The very name of her brand comes from the idea that she is constantly talking to people and staying connected with her customers. “You say it, we create it” is a phrase used by Crowell When she developed the product, she changed the spelling of the word “say” to make it a little more feminine and unique. ”
“We are in business for the people who are buying our products,” Crowell said. “So I always like to talk to them, ask them what they're looking for, hear what they're saying. [on social media].
“I think that's where brands can really get into trouble, when they get too far from that conversation.”
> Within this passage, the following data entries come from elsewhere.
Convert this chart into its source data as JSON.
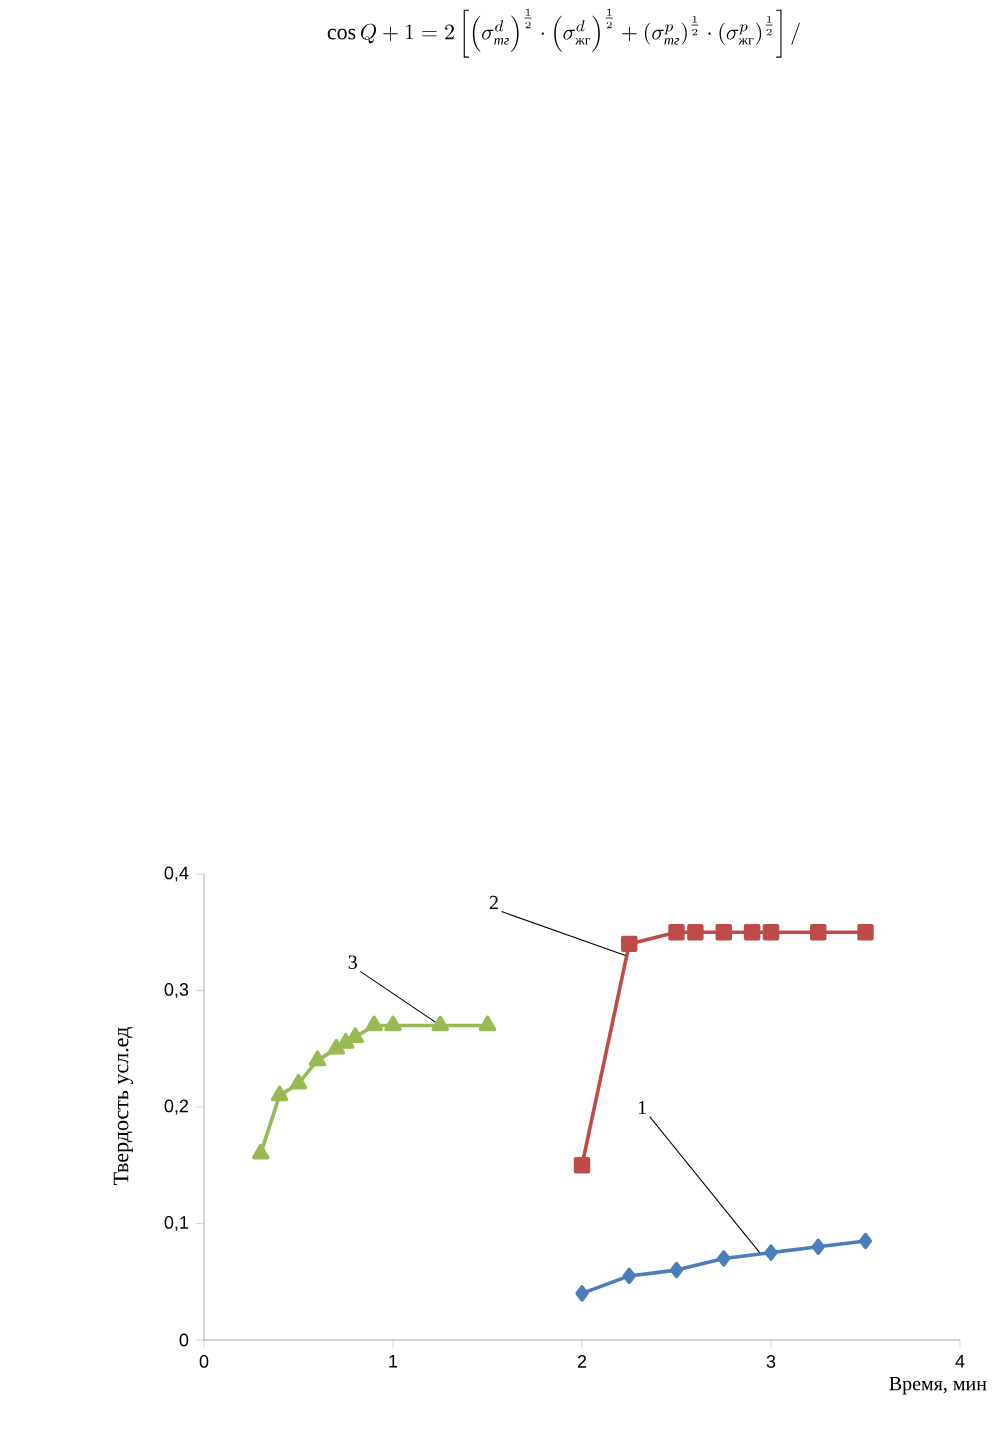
{
  "chart_data": {
    "type": "line",
    "xlabel": "Время, мин",
    "ylabel": "Твердость усл.ед",
    "xlim": [
      0,
      4
    ],
    "ylim": [
      0,
      0.4
    ],
    "xticks": [
      0,
      1,
      2,
      3,
      4
    ],
    "yticks": [
      0,
      {
        "value": 0.1,
        "label": "0,1"
      },
      {
        "value": 0.2,
        "label": "0,2"
      },
      {
        "value": 0.3,
        "label": "0,3"
      },
      {
        "value": 0.4,
        "label": "0,4"
      }
    ],
    "series": [
      {
        "color": "#4a7ebb",
        "marker": "diamond",
        "x": [
          2,
          2.25,
          2.5,
          2.75,
          3,
          3.25,
          3.5
        ],
        "values": [
          0.04,
          0.055,
          0.06,
          0.07,
          0.075,
          0.08,
          0.085
        ]
      },
      {
        "color": "#be4b48",
        "marker": "square",
        "x": [
          2,
          2.25,
          2.5,
          2.6,
          2.75,
          2.9,
          3,
          3.25,
          3.5
        ],
        "values": [
          0.15,
          0.34,
          0.35,
          0.35,
          0.35,
          0.35,
          0.35,
          0.35,
          0.35
        ]
      },
      {
        "color": "#98b954",
        "marker": "triangle",
        "x": [
          0.3,
          0.4,
          0.5,
          0.6,
          0.7,
          0.75,
          0.8,
          0.9,
          1.0,
          1.25,
          1.5
        ],
        "values": [
          0.16,
          0.21,
          0.22,
          0.24,
          0.25,
          0.255,
          0.26,
          0.27,
          0.27,
          0.27,
          0.27
        ]
      }
    ],
    "annotations": [
      "\\cos Q+1=2\\left[\\left(\\sigma^{d}_{\\hbox{\\scriptsize\\itshape тг}}\\right)^{\\frac{1}{2}}\\cdot\\left(\\sigma^{d}_{\\hbox{\\scriptsize жг}}\\right)^{\\frac{1}{2}}+\\left(\\sigma^{p}_{\\hbox{\\scriptsize\\itshape тг}}\\right)^{\\frac{1}{2}}\\cdot\\left(\\sigma^{p}_{\\hbox{\\scriptsize жг}}\\right)^{\\frac{1}{2}}\\right]/",
      {
        "text": "1",
        "x": 2.94,
        "y": 0.075
      },
      {
        "text": "2",
        "x": 2.23,
        "y": 0.33
      },
      {
        "text": "3",
        "x": 1.25,
        "y": 0.27
      }
    ]
  }
}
After operating for years out of Laney Crowell's home, Saie acquired its own world headquarters (the airy Soho Loft) in the city last year. It has become a space where clients can get their makeup done and influencers can shoot videos in the brand's video studio.
And they're very vocal about what they want.
“They said, I want it to be really clean. I don't want it to just be marketing,” Crowell said of her community. This led to Saie's strict element policy, which excludes over 2,000 Chemicals like synthetic fragrances and GMOs that are common in other brands are from the formulation.
Crowell says she also wanted a product that she felt was safe for her skin. “I'm not a makeup artist. I'm just a regular, everyday girl trying to make her look her best and my skin look its best.”
This story is part of Nynext, part of Nynext. This is a new editorial series highlighting New York City's innovation and leading character across industries.